Khai exhaled quietly and stared down at his hand. It hadn’t occurred to him to make her laugh. He didn’t even know how. Good thing there were people like Quan in this world.
When the speeches finished, entrees arrived at the table in quick succession: Peking duck, steamed fish, the usual wedding dishes. The lobster with ginger scallion sauce came, and Esme tied her hair back and dove in, cracking a claw open and eating the soft meat inside. Funny how she was pretty even when she was being carnivorous.
When she caught him watching her, she glanced at the untouched lobster on his plate and asked, “Want me to crack it for you? I’m good at it.”
“No, thanks, I can do it.” He wanted her focused on her own dinner. He liked watching her enjoy the food.
“What? How can you turn that down?” Quan asked. To Esme, he said, “You can do mine.”

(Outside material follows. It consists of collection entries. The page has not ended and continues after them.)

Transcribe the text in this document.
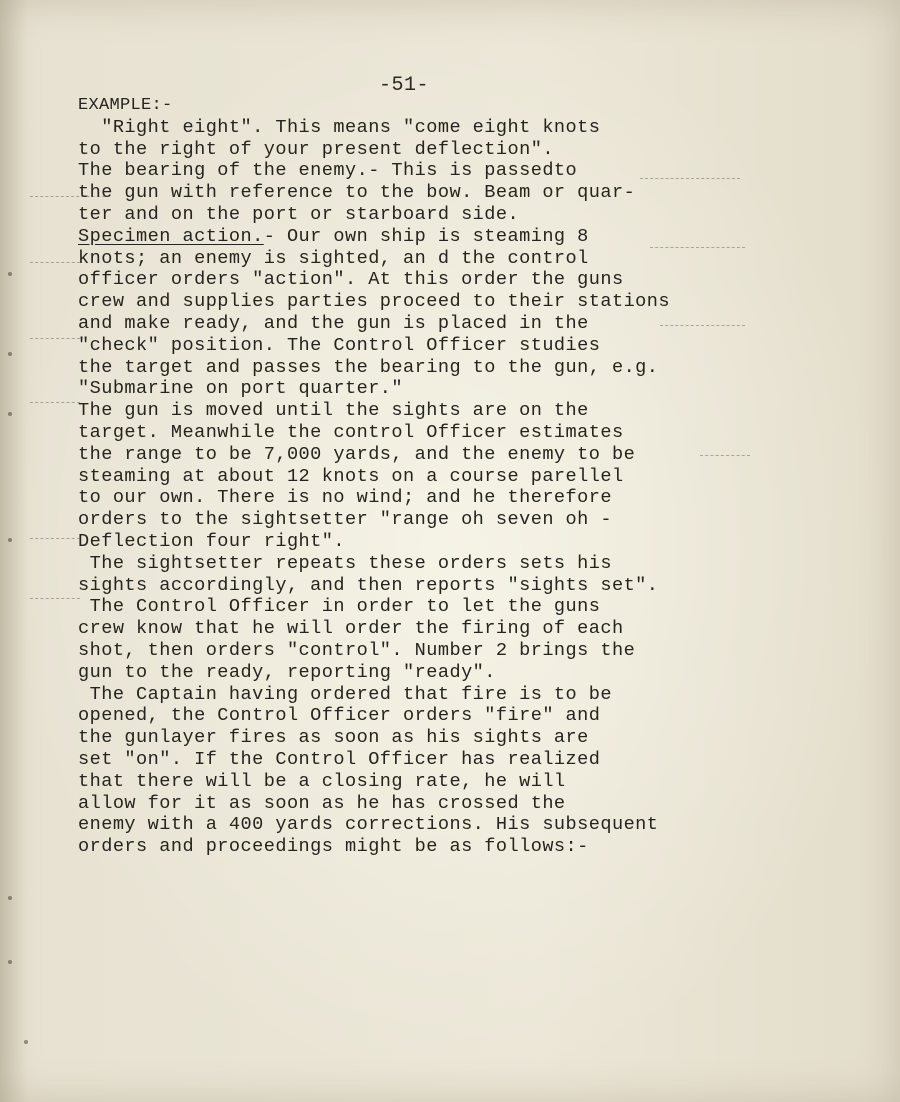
-51-
EXAMPLE:-
"Right eight". This means "come eight knots
to the right of your present deflection".
The bearing of the enemy.- This is passedto
the gun with reference to the bow. Beam or quar-
ter and on the port or starboard side.
Specimen action.- Our own ship is steaming 8
knots; an enemy is sighted, an d the control
officer orders "action". At this order the guns
crew and supplies parties proceed to their stations
and make ready, and the gun is placed in the
"check" position. The Control Officer studies
the target and passes the bearing to the gun, e.g.
"Submarine on port quarter."
The gun is moved until the sights are on the
target. Meanwhile the control Officer estimates
the range to be 7,000 yards, and the enemy to be
steaming at about 12 knots on a course parellel
to our own. There is no wind; and he therefore
orders to the sightsetter "range oh seven oh -
Deflection four right".
The sightsetter repeats these orders sets his
sights accordingly, and then reports "sights set".
The Control Officer in order to let the guns
crew know that he will order the firing of each
shot, then orders "control". Number 2 brings the
gun to the ready, reporting "ready".
The Captain having ordered that fire is to be
opened, the Control Officer orders "fire" and
the gunlayer fires as soon as his sights are
set "on". If the Control Officer has realized
that there will be a closing rate, he will
allow for it as soon as he has crossed the
enemy with a 400 yards corrections. His subsequent
orders and proceedings might be as follows:-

Suppressing a smile, she put a morsel of lobster meat on Quan’s plate, and Khai had the horrible urge to snatch the food off his brother’s plate and gobble it down. It made no sense, and he grabbed his water glass and took a large gulp. A floral flavor had him frowning. What was that?
When he pulled the glass away from his lips, he found red lipstick on the rim. He’d accidentally used Esme’s glass. Germ transference. He wasn’t excessively germophobic, but with all the new bacteria no doubt swarming in his mouth, he might as well have kissed her.
Except he’d never kissed her. Not even once.
He didn’t know the softness of her lips or the taste of her mouth. By drinking from her cup, he’d gotten all the cost without any of the benefit. That hardly seemed fair. The scope of his vision narrowed to her lips. Full, red, and wet, they called to him.
When she sucked on her fingertips, Khai felt the draw deep inside of himself. The breath punched out of his lungs as his body hardened in a dizzying rush.
He drank the rest of her water and pushed away from the table. “I’m going to get a drink.” Maybe alcohol would kill her bacteria and clear his mind.
Esme waved saucy fingers at him as he escaped to the bar to order something strong.
It wasn’t much of an escape, though. Quan followed him there and rested a big arm on the bar’s counter, looking relaxed and dangerous at the same time.
“How you doing?” Quan asked.
Khai had no idea how to articulate his current state, so he gave his usual answer, “Okay.”
“You missed kendo practice last weekend.”
That was kind of a big deal. Khai never missed practice—not even when he was sick—but Esme had asked him to take her to Berkeley. And if she asked, he knew he would give her anything. If he could.